Of course, this isn't true of everyone, I've worked with and connected with loads of perfectly lovely and personable people in this industry, but there still seems to be an elitism that lingers - a judgement of creative agencies or freelancers who haven't won enough awards or who don't have hipster beards (it wouldn't suit me, trust me). Every time a new brand identity is revealed it's under the scrutiny of every other designer who thinks they're the 'expert', as opposed to just accepting that sometimes ideas that aren't mindblowingly clever or beautiful can still be funtional and valid.
And this problem is by no means limited to the creative industry. I'm sure we've all been on the receiving end of someone who speaks in unhelpful business jargon in order to feel self-important.
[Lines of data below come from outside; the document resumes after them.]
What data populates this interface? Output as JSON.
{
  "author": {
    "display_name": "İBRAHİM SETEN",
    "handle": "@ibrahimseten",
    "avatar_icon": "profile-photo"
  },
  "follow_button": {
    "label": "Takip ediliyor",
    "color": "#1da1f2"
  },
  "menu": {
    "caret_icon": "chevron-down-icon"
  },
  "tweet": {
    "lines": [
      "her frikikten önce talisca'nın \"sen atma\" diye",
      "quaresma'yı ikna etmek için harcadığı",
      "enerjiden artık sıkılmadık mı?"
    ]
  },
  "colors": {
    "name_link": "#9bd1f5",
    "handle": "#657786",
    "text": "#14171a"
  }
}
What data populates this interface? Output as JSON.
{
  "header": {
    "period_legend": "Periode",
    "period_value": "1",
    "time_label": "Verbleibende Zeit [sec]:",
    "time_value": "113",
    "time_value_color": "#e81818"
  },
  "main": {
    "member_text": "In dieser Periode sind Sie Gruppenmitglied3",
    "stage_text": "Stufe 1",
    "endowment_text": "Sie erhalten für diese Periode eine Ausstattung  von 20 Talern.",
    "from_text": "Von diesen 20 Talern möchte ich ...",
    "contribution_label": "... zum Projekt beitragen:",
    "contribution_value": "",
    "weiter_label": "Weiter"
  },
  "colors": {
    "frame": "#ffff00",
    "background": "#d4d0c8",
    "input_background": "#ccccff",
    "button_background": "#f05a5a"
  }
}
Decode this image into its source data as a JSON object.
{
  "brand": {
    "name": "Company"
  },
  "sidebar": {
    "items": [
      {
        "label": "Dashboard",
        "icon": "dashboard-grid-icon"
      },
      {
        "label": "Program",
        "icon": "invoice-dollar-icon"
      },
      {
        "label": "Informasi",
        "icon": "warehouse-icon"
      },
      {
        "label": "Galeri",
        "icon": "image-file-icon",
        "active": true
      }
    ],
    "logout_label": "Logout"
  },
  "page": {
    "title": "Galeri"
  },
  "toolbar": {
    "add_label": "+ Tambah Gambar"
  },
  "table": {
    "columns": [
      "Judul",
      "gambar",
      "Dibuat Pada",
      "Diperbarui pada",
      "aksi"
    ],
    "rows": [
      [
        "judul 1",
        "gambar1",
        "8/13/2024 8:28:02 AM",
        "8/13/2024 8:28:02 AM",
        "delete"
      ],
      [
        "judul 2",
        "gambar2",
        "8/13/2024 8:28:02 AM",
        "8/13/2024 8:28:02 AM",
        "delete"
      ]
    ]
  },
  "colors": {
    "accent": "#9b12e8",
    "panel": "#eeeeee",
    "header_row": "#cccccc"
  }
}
But if a client talks to me in business speak that's alien to me does that make me less capable at what I do? No. But I do need to politely ask them to explain what they mean and not pretend I know what they're talking about. Do I speak back with the same patter to make them think I am oh-so-knowledgable/brainy/highbrow? Or do I seek to fully question in order to gain full understanding and make sure the outcome fulfils the brief in the most effective way possible? (Or do I just grow a hipster beard?).
There is value in being more honest and true to ourselves - yes, a little more vulnerable, even. I'm not suggesting that we all start being ridiculously open about ourselves or our businesses publicly just for the sake of being honest – there is such a thing as too much information and it would be unwise to share everything with everyone – but there is also something to be said for those that question the way they do business and are seeking to evolve; for those that are upfront and honest with clients about how to take a job forward; for those that change their mind; for those who refuse to bullsh*t. And of course clients want professionalism and consistency, but if on the odd occasion a job doesn't go according to plan, I would rather be open and discuss with the client about how I intend to turn the situation around instead of convincing them that my original idea was the best thing since sliced bread. I would rather be open to challenges than portray that I am an expert that cannot be reckoned with. You can still be confident in your skill set and show an element of 'vulnerability' or 'honesty'. You can adapt and change in order to be better at what you do. I value vulnerability over arrogance.
In the past people advised me not to be so honest and that I should, in some way, put on a front that I am as close to perfection as possible in order to get business. I tried this. I failed. Because, guess what? I'm not perfect. And when you work for yourself you have no one to hide behind and No one else to blame. The biggest lesson I have learnt since working for myself is that people do business with people who are true to themselves. The more I've been honest with myself and my clients the more successful I have been. Perhaps the true art, then, is not just in being honest, but in learning to tell the truth without your voice even shaking because you're perfectly at ease about doing so.